Monday, January 18, 2010

Monday

I heard on the radio that statistically, today, is the most depressing day of the year. Something to do with the third monday of January. I'm not sure if this is valid only for Ireland (I can't believe there would be many depressed people in New Zeland in the middle of the summer!) but certainly it was not an easy/good day for me.

I gave my first lecture at 9 which was no problem at all. I actually was in way ahead of time as I didn't want to take any chances with the traffic. I had a nice plan for my working day ahead and it was even sunny outside.

And then I checked my emails.

A friend of mine, from my home-town university, lost her husband over the weekend. She is only 3 years older than me and so was he. I cannot even imagine the despair and pain she must be in.
They got together in school and eventually got married probably less than ten years ago. He had suffered from leukemia when he was a teenager but overcame it with no reoccurance. She married him knowing that they will never have children and she just loved him so. Unfortunately, a part from infertility, one of the rare side effects of the drugs was to cause lung damage and he fell within that ridiculous statistic. I didn't know anything about this until I met my friend when I went to Italy in November. She told me that unfortunately her DH wasn't well and was now constantly walking around with a bottle of oxygen and in the National waiting list for a lung transplant. As his condition deteriorated before the Summer, he was bumped up the list and they were constantly waiting for the phone to ring. She was very positive and optimistic, I told her about my MIL and her kidney transplant over 20 years ago and how that did save her life and she is still doing well. I wished her all the very best and although we do not email eachother much we know we are in each other's thoughts for one reason or another (work, common friends etc.). I saw her again at Christmas, no news but still very positive and looking forward to the future.
So when I got the email from one of my colleagues in Italy my heart just sunk. Apparently he contracted pneumonia and with such a weak body there was nothing they could do.
The funeral was today. I cannot think of anything else. I wrote her a card which I'll put in the post tomorrow, but what can you say when someone's life just crashes to the ground in a million pieces?

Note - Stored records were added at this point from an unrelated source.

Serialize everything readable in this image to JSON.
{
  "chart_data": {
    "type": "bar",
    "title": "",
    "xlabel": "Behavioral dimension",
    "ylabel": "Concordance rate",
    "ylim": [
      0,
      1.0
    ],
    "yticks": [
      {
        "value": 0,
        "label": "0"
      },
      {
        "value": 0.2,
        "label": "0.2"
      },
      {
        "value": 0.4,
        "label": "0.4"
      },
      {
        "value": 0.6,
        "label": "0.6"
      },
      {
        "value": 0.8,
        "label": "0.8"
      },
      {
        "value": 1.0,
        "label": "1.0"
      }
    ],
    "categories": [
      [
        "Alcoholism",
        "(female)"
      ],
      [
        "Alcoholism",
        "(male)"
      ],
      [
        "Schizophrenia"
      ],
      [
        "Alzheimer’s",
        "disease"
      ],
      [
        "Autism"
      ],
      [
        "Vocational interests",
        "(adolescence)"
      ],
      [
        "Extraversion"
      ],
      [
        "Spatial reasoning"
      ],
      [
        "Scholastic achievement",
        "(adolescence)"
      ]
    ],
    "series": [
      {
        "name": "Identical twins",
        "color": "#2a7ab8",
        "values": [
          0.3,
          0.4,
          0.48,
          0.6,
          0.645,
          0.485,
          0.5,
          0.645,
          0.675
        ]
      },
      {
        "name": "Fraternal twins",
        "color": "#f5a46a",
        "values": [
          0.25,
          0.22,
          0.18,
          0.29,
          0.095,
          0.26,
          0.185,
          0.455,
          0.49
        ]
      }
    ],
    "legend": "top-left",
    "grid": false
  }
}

And suddenly all that I'm doing to have a baby seems just so unnecessary.

10 comments:

junebug said...

Hugs to you and to your friend. That is so sad. It makes all the cliches true about life being so short and learning to enjoy the time we have together.

Anonymous said...

Oh, my. I am so sorry for your friend's loss. That's so sad. My thoughts and prayers are with her.

Clare said...

What a terrible situation. I am so very sorry for your friend. Events such as these really put all our worries into perspective.. though your efforts to have a baby are no less valid, just put into perspective.... Sending hugs.

Heather said...

I'm so sorry to hear about your friend. I lost a friend from college to something very similar. She never made it off the lung transplant list either. Awful. I often think of my friend and she reminds me that I do indeed have a lot to be thankful for.

Take care.

MJ said...

Thoughts and prayers for your friend at the loss of her DH.

Best When Used By said...

Your friend's loss is tragic and horrible, but it does not invalidate your efforts to have a child. I think it reinforces the idea that life is precious and we must all live each day to the fullest, making sure we do all that we want to do, be all that we can be, do everything in our power to make our dreams come true, and of course, be kind and gentle with others. Your sympathy care will mean a lot to your friend, and I'm sure your friend would want you to live your life to the fullest - including doing all that you can (or want to do) to be a mom.

Anonymous said...

Oh Fran, I am so sorry to read of your friend's loss. ((Hugs)) to you. I know your care and concern for her will be of comfort during this really difficult time.

Momasita said...

I'm so sorry for your loss. When we lose someone so young and so unexpectedly it tends to bring a lot of things into focus for us. It really highlights the important things. I agree with a pp, while it's a horrible situation I don't think it makes your bid to have a child any less valid. Sending many hugs to you.

Anonymous said...

Yes, that's so sad. It's like all the priorites re-order themselves like books on a shelf, when you hear news like that. Still, it's all relative - we all have the things we care about and worry about; trying for a baby is now less valid although bad news always provides perspective.

Lut C. said...

A tragic loss for your friend, and a reminder to appreciate what one does have in life.
That said, I find other people's struggles don't cancel the emotions I have about mine.